SpaceX receives grants and of course works with the government, but the vast majority of its contracts are fixed price, which means the company has an incentive to spend less. Most Boeing contracts, on the other hand, are “cost plus,” where a percentage of the total amount spent is guaranteed to the company as pure profit, which encourages budget overruns.
“The team is still in the process of troubleshooting,” said Kathy Lueders, associate administrator of the new space operations mission leadership, during a call about the reorganization of NASA. “My hunch is that it would probably be more likely next year, but we’re still working on that timeline.” NASA may reconsider its relationship with entrepreneurs, raising the stakes in the private sector’s space race.
The threat to Boeing’s dominance represents a huge change from the situation in October 2016, when Boeing CEO Dennis Muilenburg pledged to beat billionaire Elon Musk’s rocket company on Mars after Project Starliner has reached major milestones. “I have no doubts that the first person to set foot on Mars will get there aboard a Boeing rocket,” Muilenburg told a conference, a prediction that seems much less likely to come true today.

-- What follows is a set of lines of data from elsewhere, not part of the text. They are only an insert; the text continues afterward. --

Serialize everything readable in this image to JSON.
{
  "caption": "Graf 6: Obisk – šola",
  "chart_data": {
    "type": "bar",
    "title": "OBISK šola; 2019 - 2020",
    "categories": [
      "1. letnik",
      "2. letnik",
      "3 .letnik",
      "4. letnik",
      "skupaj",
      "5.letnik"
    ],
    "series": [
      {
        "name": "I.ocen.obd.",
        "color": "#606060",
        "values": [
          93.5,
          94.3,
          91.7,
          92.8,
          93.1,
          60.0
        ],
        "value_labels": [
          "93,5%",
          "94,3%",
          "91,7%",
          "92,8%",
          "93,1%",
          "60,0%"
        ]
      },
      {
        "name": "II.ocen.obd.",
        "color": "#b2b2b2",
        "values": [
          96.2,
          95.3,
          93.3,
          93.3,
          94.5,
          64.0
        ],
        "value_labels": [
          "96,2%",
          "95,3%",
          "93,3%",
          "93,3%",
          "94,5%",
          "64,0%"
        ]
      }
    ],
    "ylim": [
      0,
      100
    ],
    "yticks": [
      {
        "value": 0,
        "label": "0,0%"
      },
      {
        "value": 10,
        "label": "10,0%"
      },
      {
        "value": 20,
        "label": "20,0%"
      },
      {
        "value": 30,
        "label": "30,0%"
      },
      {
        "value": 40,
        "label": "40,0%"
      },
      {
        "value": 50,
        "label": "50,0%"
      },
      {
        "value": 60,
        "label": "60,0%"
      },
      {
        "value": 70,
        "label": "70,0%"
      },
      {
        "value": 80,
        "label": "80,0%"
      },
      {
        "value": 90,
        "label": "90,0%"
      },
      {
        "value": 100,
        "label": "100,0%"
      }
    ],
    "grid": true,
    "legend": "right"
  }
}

SpaceX and Boeing are both capitalizing on huge advancements in reusable rockets, a major development that has drastically reduced the price of orbiting. This sparked a fierce rivalry between the companies, with SpaceX even accusing a Boeing joint venture of sabotage that led to the destruction of a rocket. The companies are also competing fiercely for US military contracts, in addition to those from NASA.
No matter which company wins, keeping the private sector vibrant and limiting government bureaucracy can be the key to future breakthroughs.
In any case, the history of these two space flights shows that competition and innovation from the private sector could soon take humanity to the stars. To rephrase Dickens again: It’s a good, much better thing that we are doing, than we have ever done; it’s a much, much better adventure than we’ve ever had.